C’est une page d’histoire qui se tourne. Après près de trente ans de présence quasi ininterrompue au calendrier, Phillip Island disparaîtra du MotoGP à partir de 2027. Un choc pour les puristes, un séisme pour les fans australiens… et pourtant, pour Jack Miller, c’est « une excellente nouvelle ». Oui, vous avez bien lu.
Présent en permanence depuis 1997, Phillip Island incarnait l’ADN du MotoGP en Australie : un tracé rapide, exposé au vent, spectaculaire, adoré des pilotes. Mais en coulisses, la pression montait depuis longtemps.
Sous l’impulsion de Dorna – désormais rebaptisée MotoGP Sports Entertainment après le rachat par Liberty Media – l’idée d’un nouveau format, plus urbain, plus “show”, faisait son chemin.
Phillip Island était jugé vieillissant. Les infrastructures ne correspondaient plus totalement aux ambitions commerciales modernes du championnat. Albert Park, théâtre du Grand Prix de F1 depuis 1996, a été envisagé… mais le gouvernement de Victoria a refusé.
Le projet The Bend a aussi été étudié. Finalement, c’est un tout nouveau circuit urbain à Adélaïde qui accueillera le MotoGP dès 2027.

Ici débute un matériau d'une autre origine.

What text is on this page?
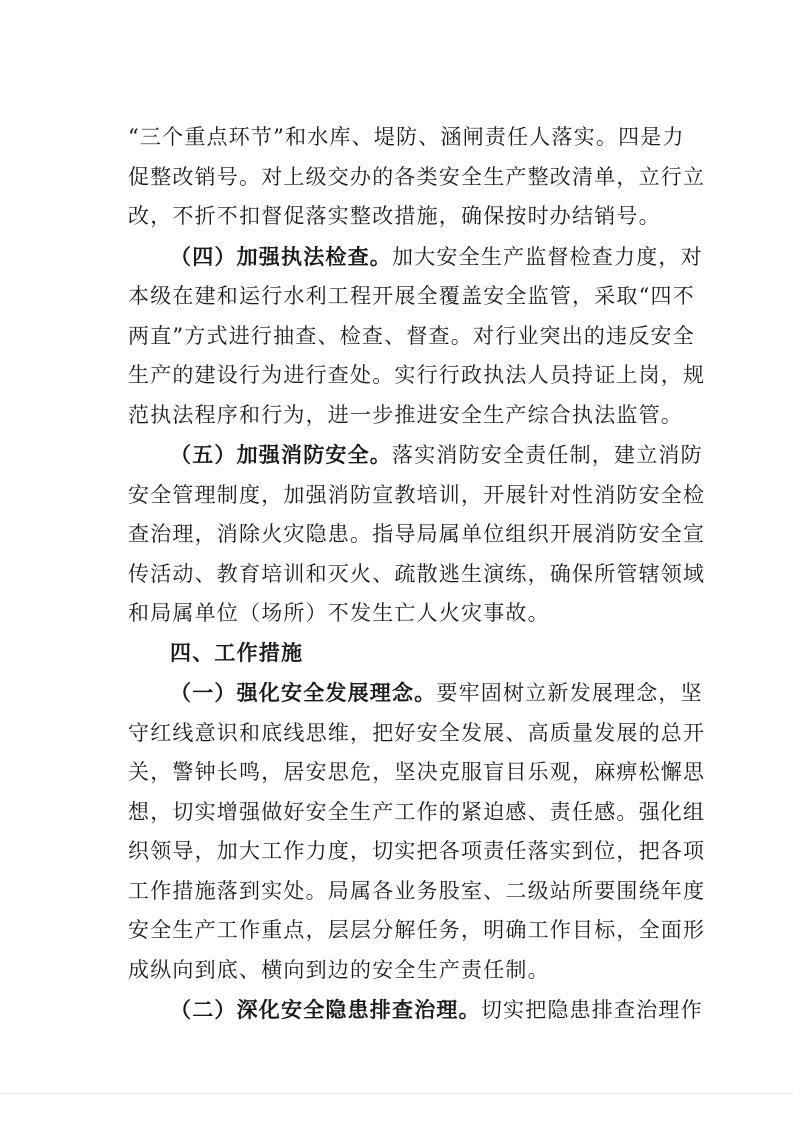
“三个重点环节”和水库、堤防、涵闸责任人落实。四是力
促整改销号。对上级交办的各类安全生产整改清单，立行立
改，不折不扣督促落实整改措施，确保按时办结销号。
（四）加强执法检查。加大安全生产监督检查力度，对
本级在建和运行水利工程开展全覆盖安全监管，采取“四不
两直”方式进行抽查、检查、督查。对行业突出的违反安全
生产的建设行为进行查处。实行行政执法人员持证上岗，规
范执法程序和行为，进一步推进安全生产综合执法监管。
（五）加强消防安全。落实消防安全责任制，建立消防
安全管理制度，加强消防宣教培训，开展针对性消防安全检
查治理，消除火灾隐患。指导局属单位组织开展消防安全宣
传活动、教育培训和灭火、疏散逃生演练，确保所管辖领域
和局属单位（场所）不发生亡人火灾事故。
四、工作措施
（一）强化安全发展理念。要牢固树立新发展理念，坚
守红线意识和底线思维，把好安全发展、高质量发展的总开
关，警钟长鸣，居安思危，坚决克服盲目乐观，麻痹松懈思
想，切实增强做好安全生产工作的紧迫感、责任感。强化组
织领导，加大工作力度，切实把各项责任落实到位，把各项
工作措施落到实处。局属各业务股室、二级站所要围绕年度
安全生产工作重点，层层分解任务，明确工作目标，全面形
成纵向到底、横向到边的安全生产责任制。
（二）深化安全隐患排查治理。切实把隐患排查治理作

Pour beaucoup, quitter Phillip Island est une hérésie. Pour Miller, c’est une opportunité. Le pilote Pramac – seul Australien de la grille – ne renie pas l’importance du circuit historique, mais voit plus loin : « C’est une excellente nouvelle pour le sport moto australien en général. »
Avant d’ajouter, avec une pointe d’émotion :
« Évidemment, Phillip Island est un endroit extrêmement spécial pour moi, ma famille et tous ceux qui y sont impliqués. »

Jack Miller : « j’ai vraiment hâte de voir ce que la ville d’Adélaïde réserve au MotoGP, il n’y aura aucun problème de sécurité »
Mais Miller adopte une lecture nationale plutôt que sentimentale :
« Je crois que c’est aussi quelque chose de vraiment génial pour l’Australie. Notre pays regorge d’endroits à visiter et de choses à voir. »
Et il insiste sur le potentiel d’Adélaïde :
« Il y a beaucoup de belles villes et je pense notamment à Adélaïde, qui peut accueillir le MotoGP ici et attirer un public international. »
Miller connaît bien l’Australie-Méridionale, notamment grâce à ses passages à The Bend :
« Je suis un grand fan de cet État depuis longtemps (…) et j’ai vraiment hâte de voir ce que la ville d’Adélaïde réserve au MotoGP. » Clair, assumé, presque enthousiaste.
Sur la sécurité tant redoutée, « JackAss » précise : « il n’y aura ni barrières en béton ni barrières aériennes à proximité immédiate. J’ai une confiance totale en Carlos Ezpeleta et en ses calculs. Nous nous réunissons avec eux tous les vendredis après-midi sur le circuit du Grand Prix. Nous discutons des questions que nous nous posons, qu’il s’agisse de la sécurité de la piste, de la zone de sortie, de l’épaisseur du gravier, de la consistance des zones de dégagement, jusqu’à la taille même des pierres dans le gravier. »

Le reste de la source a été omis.